I am trying BertForSequenceClassification for a simple article classification task.

No matter how I train it (freeze all layers but the classification layer, all layers trainable, last k layers trainable), I always get an almost randomized accuracy score. My model doesn't go above 24-26% training accuracy (I only have 5 classes in my dataset).

I'm not sure what did I do wrong while designing/training the model. I tried the model with multiple datasets, every time it gives the same random baseline accuracy.

Dataset I used: BBC Articles (5 classes)


Consists of 2225 documents from the BBC news website corresponding to stories in five topical areas from 2004-2005. Natural Classes: 5 (business, entertainment, politics, sport, tech)
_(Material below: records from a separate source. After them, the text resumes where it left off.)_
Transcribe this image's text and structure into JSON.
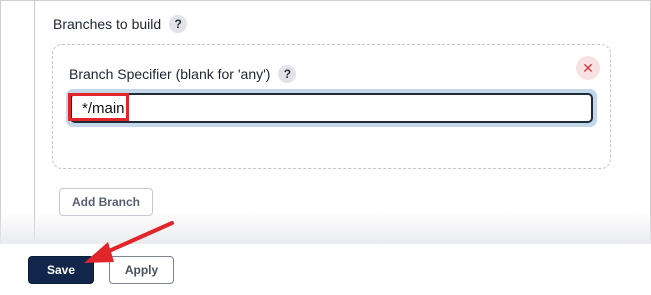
{
  "section": {
    "title": "Branches to build",
    "help": "?"
  },
  "branch": {
    "label": "Branch Specifier (blank for 'any')",
    "help": "?",
    "remove_icon": "close-icon",
    "remove_glyph": "✕",
    "value": "*/main"
  },
  "actions": {
    "add_branch": "Add Branch",
    "save": "Save",
    "apply": "Apply"
  },
  "colors": {
    "annotation_red": "#e2252b",
    "save_bg": "#11264a"
  }
}
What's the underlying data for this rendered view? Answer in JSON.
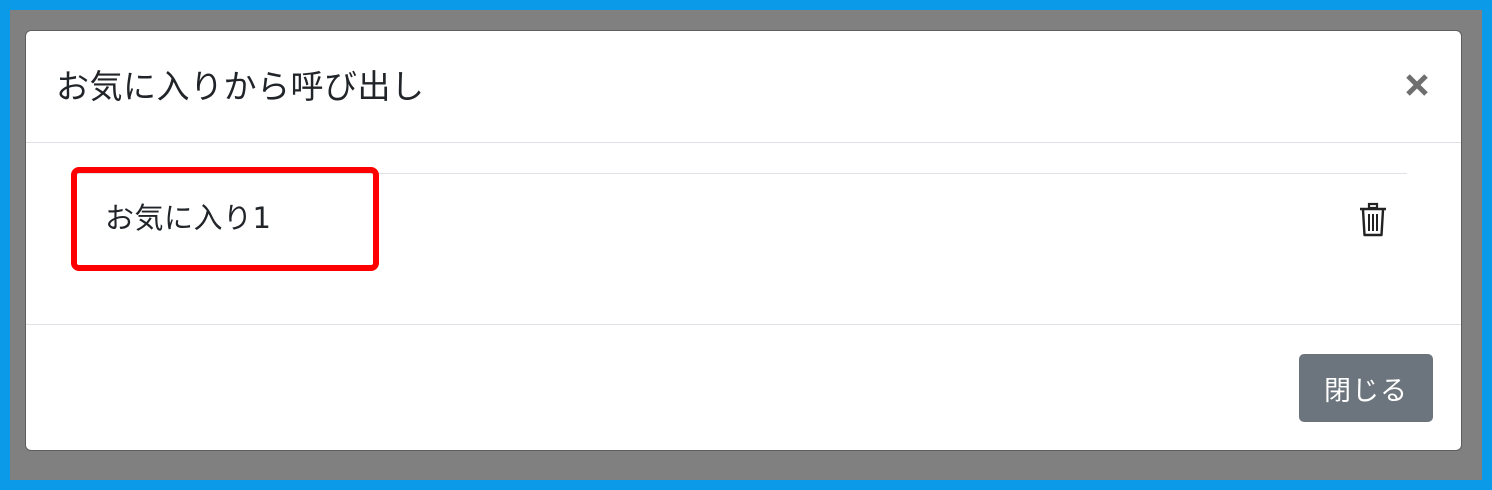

I added the model part and the training part which are the most important portion (to avoid any irrelevant details). I added the full source-code + data too if that's useful for reproducibility.

My guess is there is something wrong with the I way I designed the network or the way I'm passing the attention_masks/ labels to the model. Also, the token length 512 should not be a problem as most of the texts has length < 512 (the mean length is < 300).

Model code:

import torch
from torch import nn

class BertClassifier(nn.Module):
    def __init__(self):
        super(BertClassifier, self).__init__()
        self.bert = BertForSequenceClassification.from_pretrained('bert-base-uncased', num_labels = 5)
        # as we have 5 classes

        # we want our output as probability so, in the evaluation mode, we'll pass the logits to a softmax layer
        self.softmax = torch.nn.Softmax(dim = 1) # last dimension
    def forward(self, x, attn_mask = None, labels = None):

        if self.training == True:
            # print(x.shape)
            loss = self.bert(x, attention_mask = attn_mask, labels = labels)
            # print(x[0].shape)

            return loss

        if self.training == False: # in evaluation mode
            x = self.bert(x)
            x = self.softmax(x[0])

            return x
    def freeze_layers(self, last_trainable = 1): 
        # we freeze all the layers except the last classification layer + few transformer blocks
        for layer in list(self.bert.parameters())[:-last_trainable]:
            layer.requires_grad = False

# create our model

bertclassifier = BertClassifier()

Training code:

device = torch.device("cuda" if torch.cuda.is_available() else "cpu") # cuda for gpu acceleration

# optimizer

optimizer = torch.optim.Adam(bertclassifier.parameters(), lr=0.001)

epochs = 15

bertclassifier.to(device) # taking the model to GPU if possible

# metrics

from sklearn.metrics import accuracy_score, precision_score, recall_score, f1_score

train_losses = []

train_metrics = {'acc': [], 'f1': []}
test_metrics = {'acc': [], 'f1': []}

# progress bar

from tqdm import tqdm_notebook

for e in tqdm_notebook(range(epochs)):
    train_loss = 0.0
    train_acc = 0.0
    train_f1 = 0.0
    batch_cnt = 0


    print(f'epoch: {e+1}')

    for i_batch, (X, X_mask, y) in tqdm_notebook(enumerate(bbc_dataloader_train)):
        X = X.to(device)
        X_mask = X_mask.to(device)
        y = y.to(device)


        loss, y_pred = bertclassifier(X, X_mask, y)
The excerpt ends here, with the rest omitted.